AME, statistiques ethniques: Retailleau, le prochain risque de censure pour Bayrou?
Un tempo qui peut surprendre. Quatre jours à peine après que la décision des socialistes de ne pas censurer François Bayrou, le ministre de l'Intérieur Bruno Retailleau a mis sur la table deux sujets qui pourraient être des casus belli pour le parti à la rose, à commencer par l'aide médicale d'État (AME).
"On y touchera", a promis le ministre de l'Intérieur sur BFMTV ce dimanche, en évoquant ce dispositif permettant à des ressortissants étrangers sans titre de séjour en France de se soigner.
"Nous ferons pression pour qu'il ne touche pas à l'AME "
Sans préciser s'il appelle ou non à la suppression de l'AME, l'ex-président des sénateurs LR y voit un "encouragement la clandestinité" en s'appuyant sur les conclusions d'un rapport de Claude Evin et de Patrick Stefanini. Ce travail ne pronaît pourtant pas la disparition de ce dispositif mais une réflexion sur les soins accessibles aux bénéficiaires.
En quelques minutes, le ministre de l'Intérieur a mis le feu aux poudres dans les rangs de la gauche, en franchissant allégrement cette ligne rouge pour les socialistes.
Les troupes d'Olivier Faure ont pourtant largement accepté de faire un pas vers le Premier ministre jeudi dernier. Seuls 8 socialistes sur 66 ont soutenu la motion de censure pour faire tomber le centriste, après un bureau national qui avait décidé de ne pas voter pour renverser François Bayrou à l'Assemblée nationale.
Le locataire de Matignon s'était fendu quelques heures plus tôt d'un courrier dans lequel il leur donnait des gages, notamment la fin de la suppression des 4.000 postes d'enseignants prévue dans le budget 2025. Nulle trace cependant d'un engagement à maintenir l'AME dans sa forme actuelle.
"Nous nous gardons le droit de censurer le gouvernement. Nous ferons pression pour qu'il ne touche pas à l'AME", tance Raphaël Glucksmann, le patron de Place publique ce lundi sur Sud radio.
"Alors on vous censurera"
Si son avertissement ne concerne que le seul député de son mouvement qui siège à l'Assemblée avec le PS, l'ex-ministre Aurélien Rousseau, le député européen résume à lui seul le sentiment de ses alliés socialistes.

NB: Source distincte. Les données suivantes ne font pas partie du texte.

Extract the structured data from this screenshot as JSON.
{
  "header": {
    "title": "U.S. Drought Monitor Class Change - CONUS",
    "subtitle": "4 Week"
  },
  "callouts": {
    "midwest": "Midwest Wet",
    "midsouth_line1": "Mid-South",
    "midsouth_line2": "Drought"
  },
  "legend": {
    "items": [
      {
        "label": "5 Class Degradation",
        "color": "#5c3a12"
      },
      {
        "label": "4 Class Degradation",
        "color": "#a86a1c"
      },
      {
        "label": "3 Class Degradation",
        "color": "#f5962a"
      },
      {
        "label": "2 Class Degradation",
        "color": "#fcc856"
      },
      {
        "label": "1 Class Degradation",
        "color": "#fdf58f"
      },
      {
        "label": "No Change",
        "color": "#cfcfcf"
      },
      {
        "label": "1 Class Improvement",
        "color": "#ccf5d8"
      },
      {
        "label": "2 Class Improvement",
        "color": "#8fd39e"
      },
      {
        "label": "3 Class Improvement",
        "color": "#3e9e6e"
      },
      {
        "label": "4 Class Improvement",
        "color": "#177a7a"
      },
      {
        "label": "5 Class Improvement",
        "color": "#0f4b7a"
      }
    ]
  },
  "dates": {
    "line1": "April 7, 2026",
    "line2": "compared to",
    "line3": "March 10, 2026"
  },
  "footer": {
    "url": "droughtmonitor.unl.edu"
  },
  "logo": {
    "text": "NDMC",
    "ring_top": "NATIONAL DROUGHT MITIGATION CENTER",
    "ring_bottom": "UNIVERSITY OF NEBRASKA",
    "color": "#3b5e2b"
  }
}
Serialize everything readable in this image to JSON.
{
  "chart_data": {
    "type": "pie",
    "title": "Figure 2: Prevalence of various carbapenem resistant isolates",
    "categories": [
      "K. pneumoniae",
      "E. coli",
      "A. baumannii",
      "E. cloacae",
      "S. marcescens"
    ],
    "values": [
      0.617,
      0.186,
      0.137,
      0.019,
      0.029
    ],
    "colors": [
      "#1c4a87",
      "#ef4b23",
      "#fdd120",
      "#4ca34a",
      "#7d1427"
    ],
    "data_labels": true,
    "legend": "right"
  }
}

"Alors, on vous censurera", a répondu directement le député Arthur Delaporte à Bruno Retailleau sur X.
En novembre dernier, Michel Barnier avait accepté de baisser "sensiblement" les soins pris en charge par l'AME dans le budget de la sécurité sociale. Le Premier ministre d'alors faisait sienne la demande du RN.
Depuis, ce texte est au point mort. François Bayrou reprendra-t-il à son compte la proposition de Bruno Retailleau lors du retour du texte au Sénat le 23 janvier ? Le locataire de Matignon n'en a en tout cas pas pipé mot ces derniers jours. Le ministre de la Santé, Yannick Neuder, qui est responsable du dossier, n'a pas non plus évoqué la question.
Des statistiques ethiques "uniquement à des fins discriminatoires"
Le patron du Modem pourrait cependant vouloir continuer à entretenir de bonnes relations avec les socialistes qui détiennent en partie son avenir entre leurs mains et laisser ce sujet de côté.
Bruno Retailleau n'a pas non plus hésité à se positionner sur la question des statistiques ethniques sur notre antenne ce dimanche.
Tout en disant s'être "toujours un peu méfié" de ces données démographiques sur l'origine des Français, le ministre de l'Intérieur les imagine possibles pour "connaître" "les mouvements migratoires". Elles ne doivent pas servir à faire de "la discrimination positive", précise-t-il encore.
"OK pour les statistiques ethniques mais alors uniquement à des fins discriminatoires, surtout pas pour servir à corriger les inégalités décelées", ironise le patron des socialistes Olivier Faure sur X.
"Partant pour les statistiques ethniques exclusivement si ça permet de discriminer davantage", regrette également le sénateur communiste Ian Brossat sur le réseau social.
La propre partition de la droite
Ce dispositif n'est pas applicable en l'état actuel de la loi. Selon la loi informatique et libertés de 1978, il n'est "interdit de traiter des données à caractère personnel qui révèlent la prétendue origne raciale ou l'origine ethnique", peut-on y lire. Si des exceptions existent bien, elles sont drastiquement encadrées par la loi.
De telles sorties visent probablement à rappeler à François Bayrou que la droite compte bien continuer de jouer sa propre partition, accord ou non avec les socialistes. D'après un sondage Ipsos pour La Tribune dimanche, Bruno Retailleau fait partie des ministres les plus populaires.